Neither Title VII nor the caselaw since Faragher and Ellerth specify what employer policies or practices constitute the “reasonable care” that is necessary to prevail on the affirmative defense to supervisory harassment or to avoid liability for coworker harassment. Instead, employers have been allowed to argue that ineffectual strategies like distributing employee handbooks or designating an individual to receive complaints of sexual harassment constitute the sort of “reasonable care” that should insulate them from liability and allow them to blame harassment victims for failing to use the employers’ designated procedures.

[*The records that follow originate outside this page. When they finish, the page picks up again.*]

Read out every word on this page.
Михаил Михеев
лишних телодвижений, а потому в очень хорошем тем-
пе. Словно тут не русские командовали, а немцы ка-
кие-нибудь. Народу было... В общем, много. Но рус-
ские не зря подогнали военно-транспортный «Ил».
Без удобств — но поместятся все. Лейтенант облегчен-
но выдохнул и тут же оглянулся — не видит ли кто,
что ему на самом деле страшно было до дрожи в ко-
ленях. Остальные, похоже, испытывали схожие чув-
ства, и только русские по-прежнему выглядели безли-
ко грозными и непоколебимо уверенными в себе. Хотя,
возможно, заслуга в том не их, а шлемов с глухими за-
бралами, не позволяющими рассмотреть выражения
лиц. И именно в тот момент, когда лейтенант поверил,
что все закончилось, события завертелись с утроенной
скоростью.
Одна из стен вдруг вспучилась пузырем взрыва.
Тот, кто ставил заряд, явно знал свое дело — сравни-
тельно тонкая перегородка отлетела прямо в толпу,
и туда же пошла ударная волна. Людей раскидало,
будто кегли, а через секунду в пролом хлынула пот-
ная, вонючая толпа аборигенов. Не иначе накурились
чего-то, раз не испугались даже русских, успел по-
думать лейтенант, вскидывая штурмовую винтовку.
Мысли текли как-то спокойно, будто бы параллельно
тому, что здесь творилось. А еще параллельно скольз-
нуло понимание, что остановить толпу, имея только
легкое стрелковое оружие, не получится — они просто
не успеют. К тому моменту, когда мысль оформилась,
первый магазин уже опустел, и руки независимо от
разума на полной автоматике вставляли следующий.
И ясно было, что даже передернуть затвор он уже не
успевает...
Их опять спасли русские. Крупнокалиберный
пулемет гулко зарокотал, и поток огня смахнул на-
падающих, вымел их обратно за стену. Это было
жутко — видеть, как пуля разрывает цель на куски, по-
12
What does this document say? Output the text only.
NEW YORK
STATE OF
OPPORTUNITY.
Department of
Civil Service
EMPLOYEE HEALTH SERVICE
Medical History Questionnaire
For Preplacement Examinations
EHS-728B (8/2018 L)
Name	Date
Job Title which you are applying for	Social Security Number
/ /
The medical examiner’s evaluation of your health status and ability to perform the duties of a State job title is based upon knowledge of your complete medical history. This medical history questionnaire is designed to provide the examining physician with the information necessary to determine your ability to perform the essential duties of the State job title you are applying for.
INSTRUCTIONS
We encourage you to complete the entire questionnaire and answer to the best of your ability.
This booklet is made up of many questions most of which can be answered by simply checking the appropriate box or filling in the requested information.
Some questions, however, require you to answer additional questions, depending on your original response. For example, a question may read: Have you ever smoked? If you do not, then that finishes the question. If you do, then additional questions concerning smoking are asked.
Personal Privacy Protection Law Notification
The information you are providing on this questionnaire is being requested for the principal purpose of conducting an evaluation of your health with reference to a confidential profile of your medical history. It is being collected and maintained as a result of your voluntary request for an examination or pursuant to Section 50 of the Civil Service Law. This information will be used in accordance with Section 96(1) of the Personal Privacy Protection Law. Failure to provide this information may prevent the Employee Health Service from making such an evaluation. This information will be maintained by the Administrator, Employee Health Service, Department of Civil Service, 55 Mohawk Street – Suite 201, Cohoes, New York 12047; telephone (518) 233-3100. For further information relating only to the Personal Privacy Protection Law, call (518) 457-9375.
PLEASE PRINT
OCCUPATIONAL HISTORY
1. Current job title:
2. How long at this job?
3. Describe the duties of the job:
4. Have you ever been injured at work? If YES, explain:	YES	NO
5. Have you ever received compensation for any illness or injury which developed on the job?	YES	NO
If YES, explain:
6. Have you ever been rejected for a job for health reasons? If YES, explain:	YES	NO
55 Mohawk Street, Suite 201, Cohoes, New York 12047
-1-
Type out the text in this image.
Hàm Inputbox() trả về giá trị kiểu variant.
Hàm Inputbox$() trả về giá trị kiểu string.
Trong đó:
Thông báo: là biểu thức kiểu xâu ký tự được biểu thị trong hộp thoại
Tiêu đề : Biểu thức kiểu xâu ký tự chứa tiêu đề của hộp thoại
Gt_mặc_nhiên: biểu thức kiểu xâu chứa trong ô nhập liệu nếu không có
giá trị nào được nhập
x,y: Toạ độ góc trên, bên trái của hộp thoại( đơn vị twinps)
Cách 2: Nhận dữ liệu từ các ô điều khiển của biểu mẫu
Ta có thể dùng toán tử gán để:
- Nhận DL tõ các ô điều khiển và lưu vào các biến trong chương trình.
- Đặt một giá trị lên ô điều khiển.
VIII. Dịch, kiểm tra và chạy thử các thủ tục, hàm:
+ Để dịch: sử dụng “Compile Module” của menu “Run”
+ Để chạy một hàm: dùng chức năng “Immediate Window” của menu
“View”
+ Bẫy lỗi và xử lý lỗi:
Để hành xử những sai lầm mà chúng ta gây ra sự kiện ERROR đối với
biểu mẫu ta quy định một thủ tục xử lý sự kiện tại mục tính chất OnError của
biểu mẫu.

With the passage of the Stop Sexual Harassment in NYC Act, however, employees can point to a concrete set of policies that employers must follow to fulfill their obligation to exercise “reasonable care” to prevent and correct sexual harassment. Employees whose employers do not conduct the requisite trainings therefore will be on surer footing to defeat their employers’ Faragher/Ellerth affirmative defense in court, or to argue that their employers did not respond reasonably to complaints of coworker harassment. Perhaps more importantly, if employees are better educated about what constitutes harassment and how to complain about it before it becomes so serious they see no option but to quit their jobs, employers might be better positioned to eradicate harassing conduct from their workplaces.

Minnesota Human Rights Act Amendment

Also in April 2018, four Minnesota state legislators introduced a bill that would amend the Minnesota Human Rights Act (the state’s equivalent of Title VII) to clarify that a sexually hostile work environment “does not require the harassing conduct or communication to be severe or pervasive.” This seemingly small change would dramatically lower the burden of proof on employees alleging the existence of a sexually hostile work environment.

In Meritor Savings Bank v. Vinson, 477 U.S. 57 (1986), the Supreme Court held that sexual harassment “must be sufficiently severe or pervasive to alter the conditions of [the victim’s] employment and create an abusive working environment” in order to state a claim under Title VII. Id. at 67 (internal quotation marks omitted). In theory, the more “severe” a particular instance of harassment, the less “pervasive” the harassment must be to rise to the level of a hostile work environment. This often means that a single instance of sexual assault or rape can create a hostile work environment. By the same token, however, courts across the country have interpreted this rule to require plaintiffs who experience verbal harassment or less violent physical harassment to demonstrate that the behavior is extremely pervasive to state a claim under Title VII or a state law equivalent. Because of these severity and pervasiveness standards, people who are targeted with sexist epithets, unwanted touching, or crude jokes often suffer in silence because they assume this treatment is not illegal and are afraid of the consequences of complaining about it.

Under the proposed amendment to the Minnesota Human Rights Act, unwelcome sexual advances, requests for sexual favors, or sexually motivated physical contact that otherwise affect an employee’s employment would be sufficient to create a hostile work environment without also meeting the “severe or pervasive” standard. If passed, this law would provide relief for employees who experience less severe, more sporadic sexual harassment than that required to prevail under Title VII. Indeed, the Minnesota law recognizes that employees should not have to tolerate sexual harassment in the workplace in any measure. Further, as with the NYC Act, this change to the Minnesota law would provide a valuable tool for educating employees about the nature of harassment and why such conduct creates abusive working conditions for its victims.

Under these and other laws percolating across the country, employees who have been sexually harassed may be entitled to relief that would not otherwise be available to them under federal law, and employers may have more effective tools for eliminating harassment in the workplace before it even starts.